Majelis lalu mempertimbangkan fakta bahwa pemohon PK dan termohon PK sudah tidak tinggal di rumah kediaman bersama sejak gugatan didaftarkan sampai putusnya permohonan PK. Kondisi ini membuktikan suami termohon dan pemohon PK ‘sudah tidak mungkin disatukan kembali sebagai suami isteri’.

Keluarga tidak setuju

Kalau keluarga pasangan tidak setuju perkawinan itu sejak awal, maka faktor ini ikut mempengaruhi perceraian akibat onheelbare tweespalt. Dalam putusan No. 285 K/Ag/2000 disebutkan pasangan suami isteri sering cekcok dan berselisih terus menerus sehingga isteri menggugat cerai.

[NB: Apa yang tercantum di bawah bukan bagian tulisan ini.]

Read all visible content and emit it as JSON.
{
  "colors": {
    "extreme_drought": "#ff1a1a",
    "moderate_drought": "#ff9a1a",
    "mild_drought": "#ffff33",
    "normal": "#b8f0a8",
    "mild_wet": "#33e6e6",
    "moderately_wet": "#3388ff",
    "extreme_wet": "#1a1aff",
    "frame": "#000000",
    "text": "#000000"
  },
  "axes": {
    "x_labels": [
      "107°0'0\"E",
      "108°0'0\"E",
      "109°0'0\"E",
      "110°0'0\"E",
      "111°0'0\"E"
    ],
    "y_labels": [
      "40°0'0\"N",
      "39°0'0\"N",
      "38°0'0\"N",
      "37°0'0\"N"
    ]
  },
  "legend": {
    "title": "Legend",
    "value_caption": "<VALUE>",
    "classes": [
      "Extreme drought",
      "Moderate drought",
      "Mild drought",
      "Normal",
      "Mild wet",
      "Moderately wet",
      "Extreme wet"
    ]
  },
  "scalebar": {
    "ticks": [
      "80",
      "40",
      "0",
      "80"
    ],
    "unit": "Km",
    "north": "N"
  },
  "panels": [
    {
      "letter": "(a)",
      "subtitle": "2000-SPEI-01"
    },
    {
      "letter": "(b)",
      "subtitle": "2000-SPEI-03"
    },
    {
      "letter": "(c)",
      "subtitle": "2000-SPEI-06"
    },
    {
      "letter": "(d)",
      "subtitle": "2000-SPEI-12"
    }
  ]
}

Dalam putusan, hakim mempertimbangkan pula fakta bahwa sejak awal keluarga Nonie Monica Harahap tidak setuju perkawinannya dengan Arief Hidayatullah. Majelis hakim agung –H. Taufiq, H. Syamsuhadi Irsyad, dan H. Andi Syamsu Alam-- mengabulkan perceraian setelah melihat tiga faktor. Ketiga faktor tersebut adalah: (a) Perkawinan penggugat dan tergugat tidak direstui oleh keluarga penggugat; (b) Penggugat dan tergugat sudah tidak hidup serumah sejak Maret 1999; dan (c) Orang tua penggugat telah berusaha mendamaikan penggugat dengan tergugat tetapi tidak berhasil, sehingga rumah tangga tersebut sudah sulit untuk dibina lagi.

Hukum adat memperbolehkan

Hukum adat setempat memperbolehkan pasangan bercerai karena suami isteri tidak bisa hidup rukun lagi. Pertimbangan demikian terdapat dalam putusan MA No. 438 K/Sip/1959 dalam perkara gugatan cerai Rem br Karo vs Numbur Ginting. Mahkamah Agung berpendapat: ‘bahwa menurut hukum adat pada umumnya dan menurut hukum adat setempat khususnya, perceraian karena tidak terdapatnya hidup rukun, diperbolehkan’.  

Pengadilan yang berwenang

Dari sisi hukum acara, onheelbare tweespalt bisa mempengaruhi pengadilan yang berwenang. Menurut Hilman Hadikusuma, jika perceraian terjadi karena suami isteri terus menerus cekcok dan berselisih sehingga tidak dapat hidup rukun lagi, gugatan cerai diajukan ke pengadilan tempat kediaman tergugat (Hukum Perkawinan Indonesia. Bandung: Mandar Maju, 1990. Hal. 172-174).